# Comparing means of frenquencies

#### everylittlestep

##### New Member
Hi all,

Doing a comparison of keyword search frequencies and need some help determining which test to use to compare means:

I was given a list of 200 keywords, and the average number of times they were searched in every month of 2014 and 2015. Took the yearly average for all 200 and want to compare the annual means.

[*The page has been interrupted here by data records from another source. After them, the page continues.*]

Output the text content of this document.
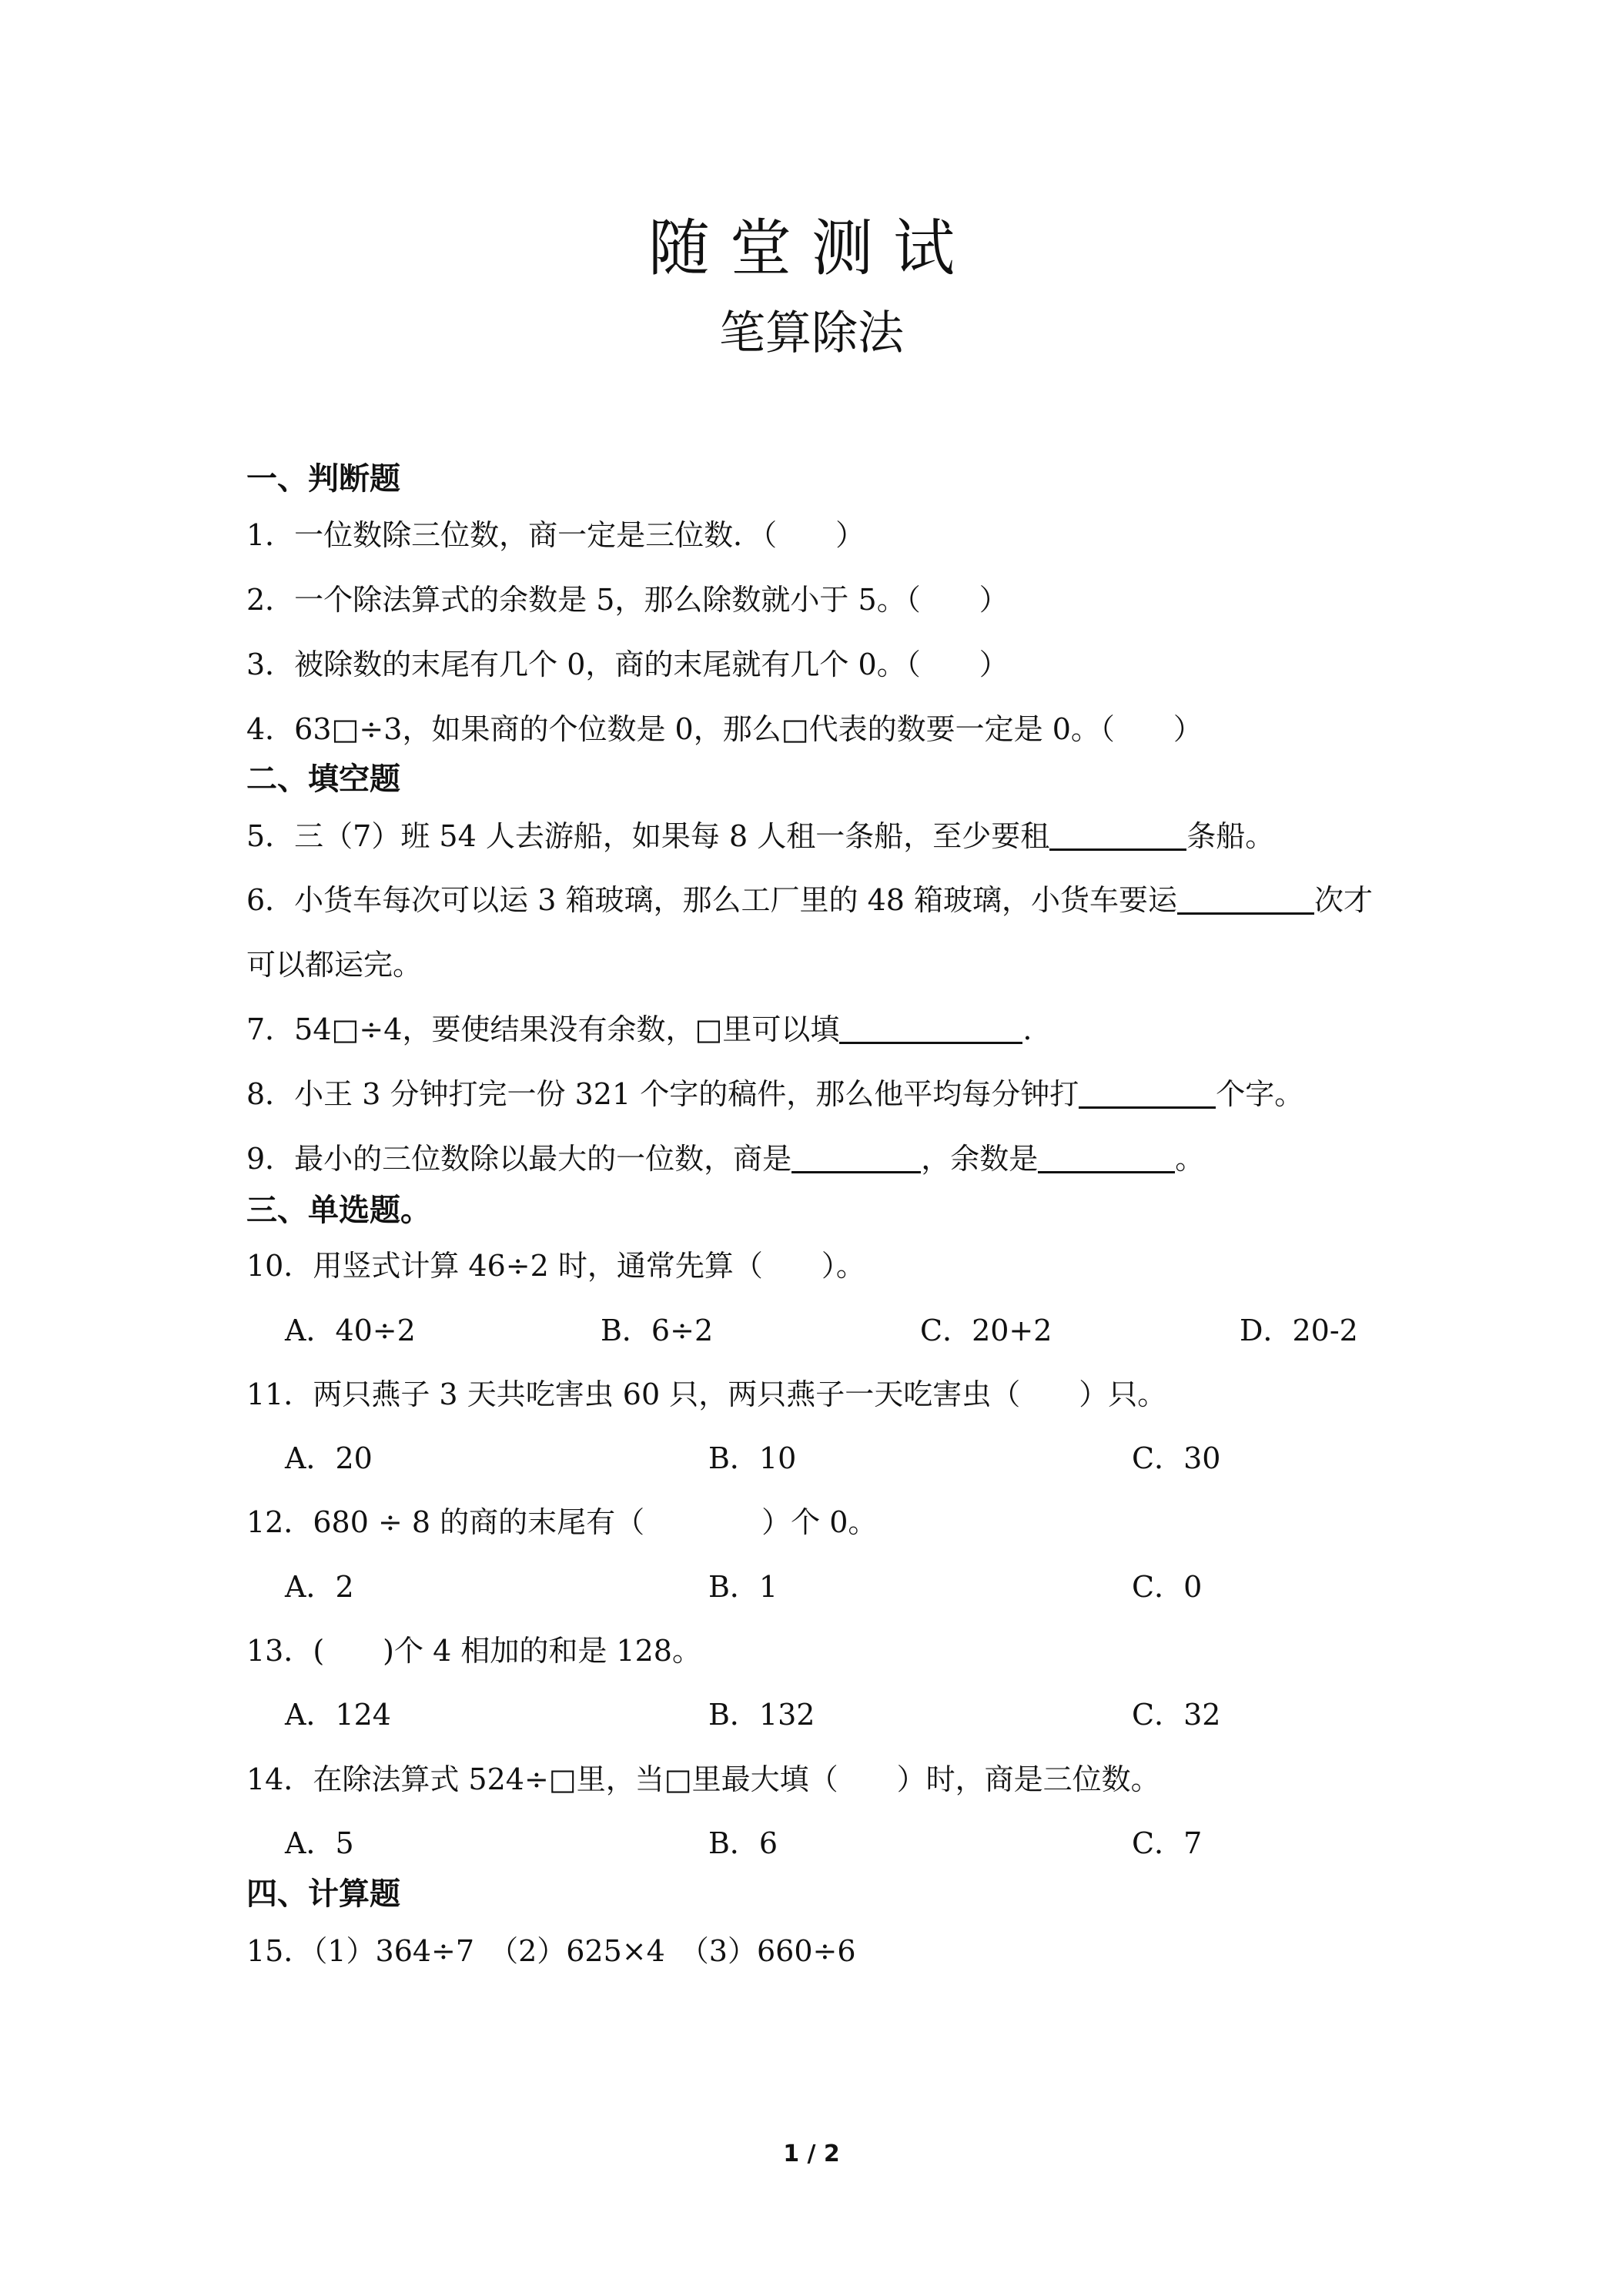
随堂测试
笔算除法
一、判断题
1．一位数除三位数，商一定是三位数．（　　）
2．一个除法算式的余数是 5，那么除数就小于 5。（　　）
3．被除数的末尾有几个 0，商的末尾就有几个 0。（　　）
4．63□÷3，如果商的个位数是 0，那么□代表的数要一定是 0。（　　）
二、填空题
5．三（7）班 54 人去游船，如果每 8 人租一条船，至少要租	条船。
6．小货车每次可以运 3 箱玻璃，那么工厂里的 48 箱玻璃，小货车要运	次才
可以都运完。
7．54□÷4，要使结果没有余数，□里可以填	.
8．小王 3 分钟打完一份 321 个字的稿件，那么他平均每分钟打	个字。
9．最小的三位数除以最大的一位数，商是	，余数是	。
三、单选题。
10．用竖式计算 46÷2 时，通常先算（　　）。
A．40÷2	B．6÷2	C．20+2	D．20-2
11．两只燕子 3 天共吃害虫 60 只，两只燕子一天吃害虫（　　）只。
A．20	B．10	C．30
12．680 ÷ 8 的商的末尾有（　　　　）个 0。
A．2	B．1	C．0
13．(　　)个 4 相加的和是 128。
A．124	B．132	C．32
14．在除法算式 524÷□里，当□里最大填（　　）时，商是三位数。
A．5	B．6	C．7
四、计算题
15．（1）364÷7　（2）625×4　（3）660÷6
1 / 2
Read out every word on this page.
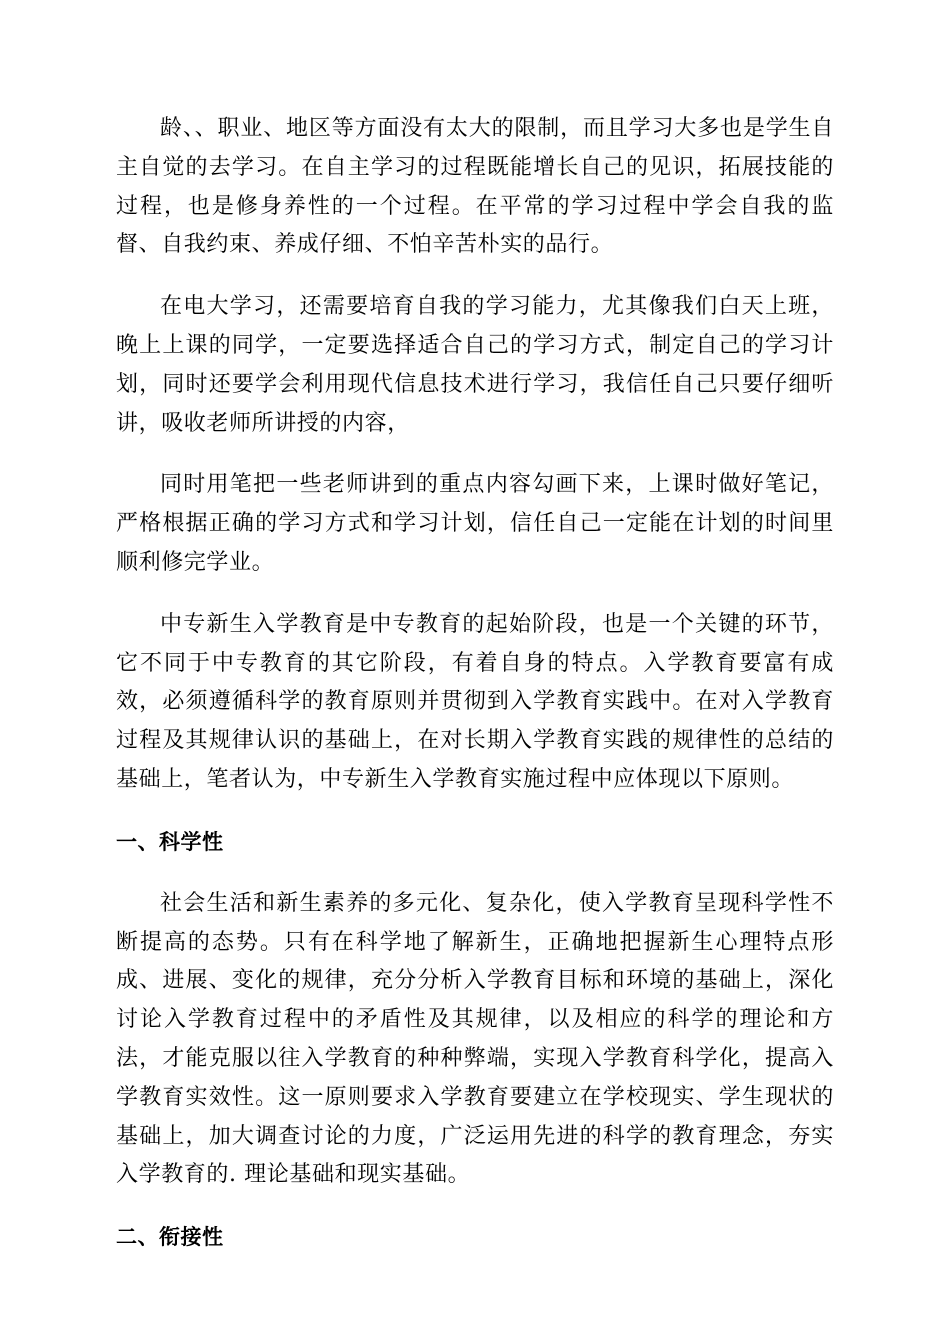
龄、、职业、地区等方面没有太大的限制，而且学习大多也是学生自主自觉的去学习。在自主学习的过程既能增长自己的见识，拓展技能的过程，也是修身养性的一个过程。在平常的学习过程中学会自我的监督、自我约束、养成仔细、不怕辛苦朴实的品行。

在电大学习，还需要培育自我的学习能力，尤其像我们白天上班，晚上上课的同学，一定要选择适合自己的学习方式，制定自己的学习计划，同时还要学会利用现代信息技术进行学习，我信任自己只要仔细听讲，吸收老师所讲授的内容，

同时用笔把一些老师讲到的重点内容勾画下来，上课时做好笔记，严格根据正确的学习方式和学习计划，信任自己一定能在计划的时间里顺利修完学业。

中专新生入学教育是中专教育的起始阶段，也是一个关键的环节，它不同于中专教育的其它阶段，有着自身的特点。入学教育要富有成效，必须遵循科学的教育原则并贯彻到入学教育实践中。在对入学教育过程及其规律认识的基础上，在对长期入学教育实践的规律性的总结的基础上，笔者认为，中专新生入学教育实施过程中应体现以下原则。

一、科学性

社会生活和新生素养的多元化、复杂化，使入学教育呈现科学性不断提高的态势。只有在科学地了解新生，正确地把握新生心理特点形成、进展、变化的规律，充分分析入学教育目标和环境的基础上，深化讨论入学教育过程中的矛盾性及其规律，以及相应的科学的理论和方法，才能克服以往入学教育的种种弊端，实现入学教育科学化，提高入学教育实效性。这一原则要求入学教育要建立在学校现实、学生现状的基础上，加大调查讨论的力度，广泛运用先进的科学的教育理念，夯实入学教育的. 理论基础和现实基础。

二、衔接性
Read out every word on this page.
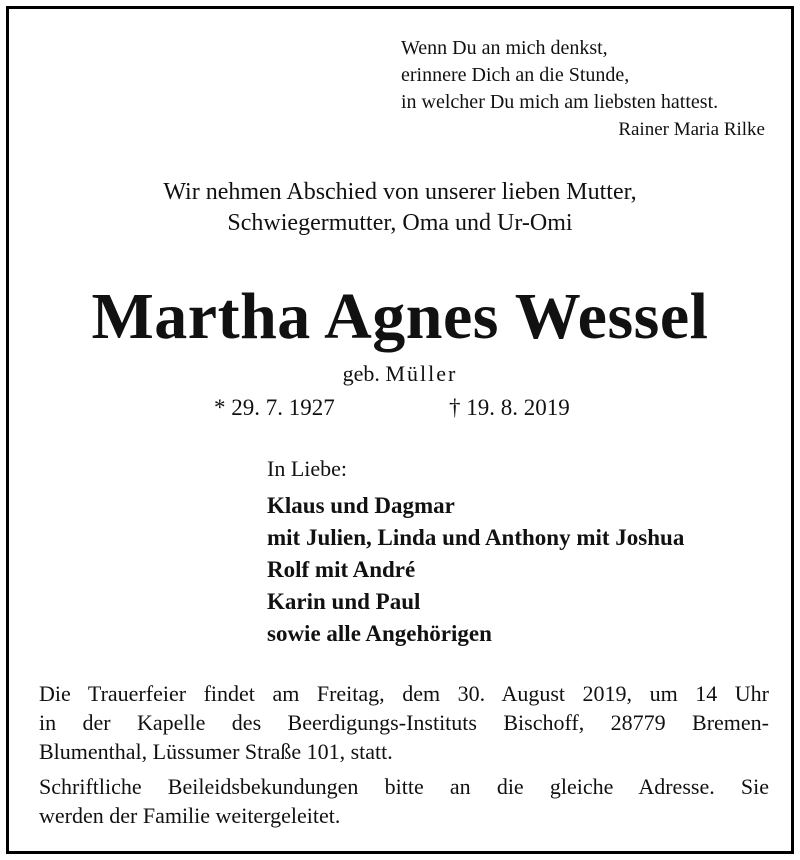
Wenn Du an mich denkst,
erinnere Dich an die Stunde,
in welcher Du mich am liebsten hattest.
Rainer Maria Rilke
Wir nehmen Abschied von unserer lieben Mutter,
Schwiegermutter, Oma und Ur-Omi
Martha Agnes Wessel
geb. Müller
* 29. 7. 1927	† 19. 8. 2019
In Liebe:
Klaus und Dagmar
mit Julien, Linda und Anthony mit Joshua
Rolf mit André
Karin und Paul
sowie alle Angehörigen
Die Trauerfeier findet am Freitag, dem 30. August 2019, um 14 Uhr
in der Kapelle des Beerdigungs-Instituts Bischoff, 28779 Bremen-
Blumenthal, Lüssumer Straße 101, statt.
Schriftliche Beileidsbekundungen bitte an die gleiche Adresse. Sie
werden der Familie weitergeleitet.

Which test do I use for this? Unclear, as I don't have a base-size (presumably all internet users?). My first thought was that my 'n' would be the number of keywords (200) and I would use a paired t-test, but that doesn't seem right... Any help would be much appreciated!

Thanks--

#### hlsmith

##### Less is more. Stay pure. Stay poor.
Well if you are looking at a word that would be count data and could fall under the poisson distribution. Though with high counts and sample sizes it approximates the normal distribution. So ttests may be applicable. Are the two dataset dependent or related in any regards?

#### everylittlestep

##### New Member
The datasets are the same list of 200 keywords; basically, the mean number of searches for any of the keywords was higher in 2015 than in 2014, so trying to figure out how to tell whether the growth was significant.

Thank you!!

#### hlsmith

##### Less is more. Stay pure. Stay poor.
Can you look at them as rates per all searches?

#### everylittlestep

##### New Member
Can you look at them as rates per all searches?
Oh that's interesting; so 'n' would be the total number of searches that year, and my 'data' would be the average quantity -- so in that case would it be a paired t.test, then?

#### hlsmith

##### Less is more. Stay pure. Stay poor.
Why do you reference "paired "? Back to my question if observations are related or if you can match a person's searches.

#### everylittlestep

##### New Member
That's the trouble I'm having; I don't have any data about the people searching, all I have is the list of keywords and the number of times those words were searched per month.

#### hlsmith

##### Less is more. Stay pure. Stay poor.
So you could have a scenario where some dude shows up every and all day searching for a topic. I really want to put a crude example here from a billion dollar online enterprise, but refrained. Now you are unable to control for this dude and his predilections and weight his disproportionate searches in the dataset. Would that be an issue for you? In most stats models you want independence in observations, it is a common assumption.